In 1572 they captured Briel. That year Mons was captured by Louis of
Nassau, William's brother, but in September it was retaken by Alva.
In Dyer's narrative the subsequent course of events, to the
Pacification of Ghent, is clearly and succinctly traced.
Soon after the capture of Mons, Alva went to Brussels and left the
conduct of the war to his son, Frederick de Toledo. Zutphen and Naarden
successively yielded to Frederick's arms, and became the scenes of the
most detestable violence. Alva ordered his son not to leave a single man
alive in Zutphen, and to burn down all the houses--commands which were
almost literally obeyed. The treatment of Naarden was still more
revolting.

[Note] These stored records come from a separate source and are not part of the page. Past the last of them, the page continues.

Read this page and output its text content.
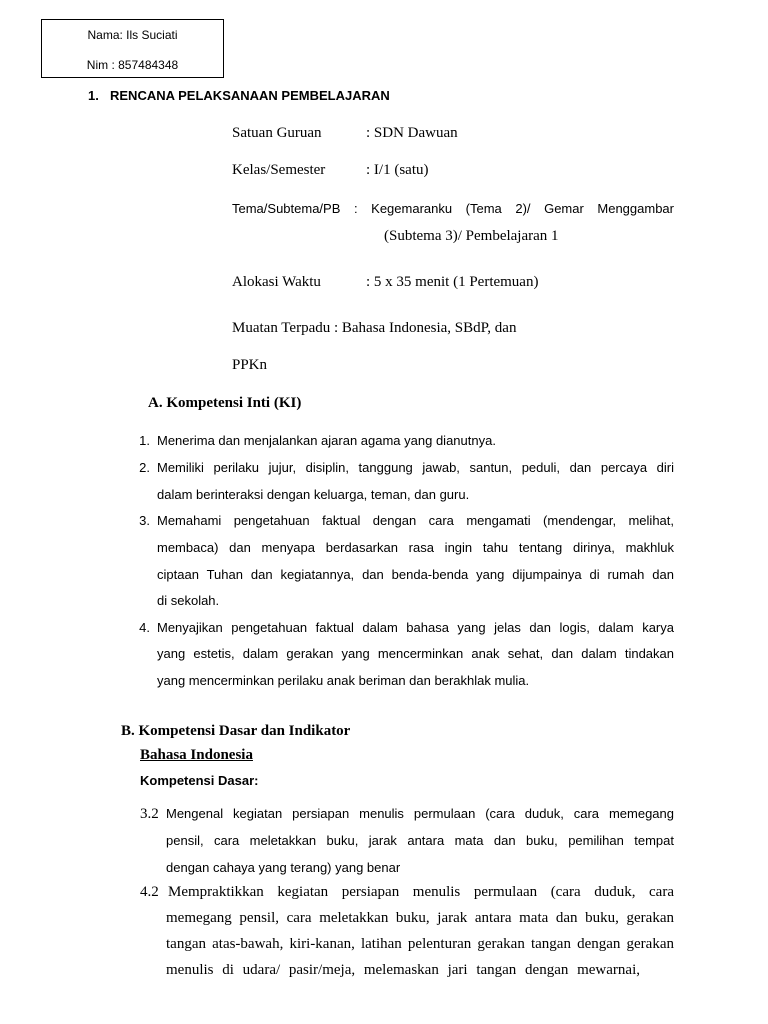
Nama: Ils Suciati
Nim : 857484348
1. RENCANA PELAKSANAAN PEMBELAJARAN
Satuan Guruan	: SDN Dawuan
Kelas/Semester	: I/1 (satu)
Tema/Subtema/PB : Kegemaranku (Tema 2)/ Gemar Menggambar
(Subtema 3)/ Pembelajaran 1
Alokasi Waktu	: 5 x 35 menit (1 Pertemuan)
Muatan Terpadu : Bahasa Indonesia, SBdP, dan
PPKn
A. Kompetensi Inti (KI)
1. Menerima dan menjalankan ajaran agama yang dianutnya.
2. Memiliki perilaku jujur, disiplin, tanggung jawab, santun, peduli, dan percaya diri
dalam berinteraksi dengan keluarga, teman, dan guru.
3. Memahami pengetahuan faktual dengan cara mengamati (mendengar, melihat,
membaca) dan menyapa berdasarkan rasa ingin tahu tentang dirinya, makhluk
ciptaan Tuhan dan kegiatannya, dan benda-benda yang dijumpainya di rumah dan
di sekolah.
4. Menyajikan pengetahuan faktual dalam bahasa yang jelas dan logis, dalam karya
yang estetis, dalam gerakan yang mencerminkan anak sehat, dan dalam tindakan
yang mencerminkan perilaku anak beriman dan berakhlak mulia.
B. Kompetensi Dasar dan Indikator
Bahasa Indonesia
Kompetensi Dasar:
3.2 Mengenal kegiatan persiapan menulis permulaan (cara duduk, cara memegang
pensil, cara meletakkan buku, jarak antara mata dan buku, pemilihan tempat
dengan cahaya yang terang) yang benar
4.2 Mempraktikkan kegiatan persiapan menulis permulaan (cara duduk, cara
memegang pensil, cara meletakkan buku, jarak antara mata dan buku, gerakan
tangan atas-bawah, kiri-kanan, latihan pelenturan gerakan tangan dengan gerakan
menulis di udara/ pasir/meja, melemaskan jari tangan dengan mewarnai,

The town had capitulated, and Don Julian Romero, an officer
of Don Frederick's, had pledged his word that the lives and property of
the inhabitants should be respected. Romero then entered the town with
some five hundred musketeers, for whom the citizens provided a sumptuous
feast; and he summoned the inhabitants to assemble in the Gast Huis
Church, then used as a town hall. More than five hundred of them had
entered the church when a priest, suddenly rushing in, bade them prepare
for death. Scarcely had the announcement been made when a band of
Spanish soldiers entered and, after discharging a volley into the
defenceless crowd, attacked them sword in hand.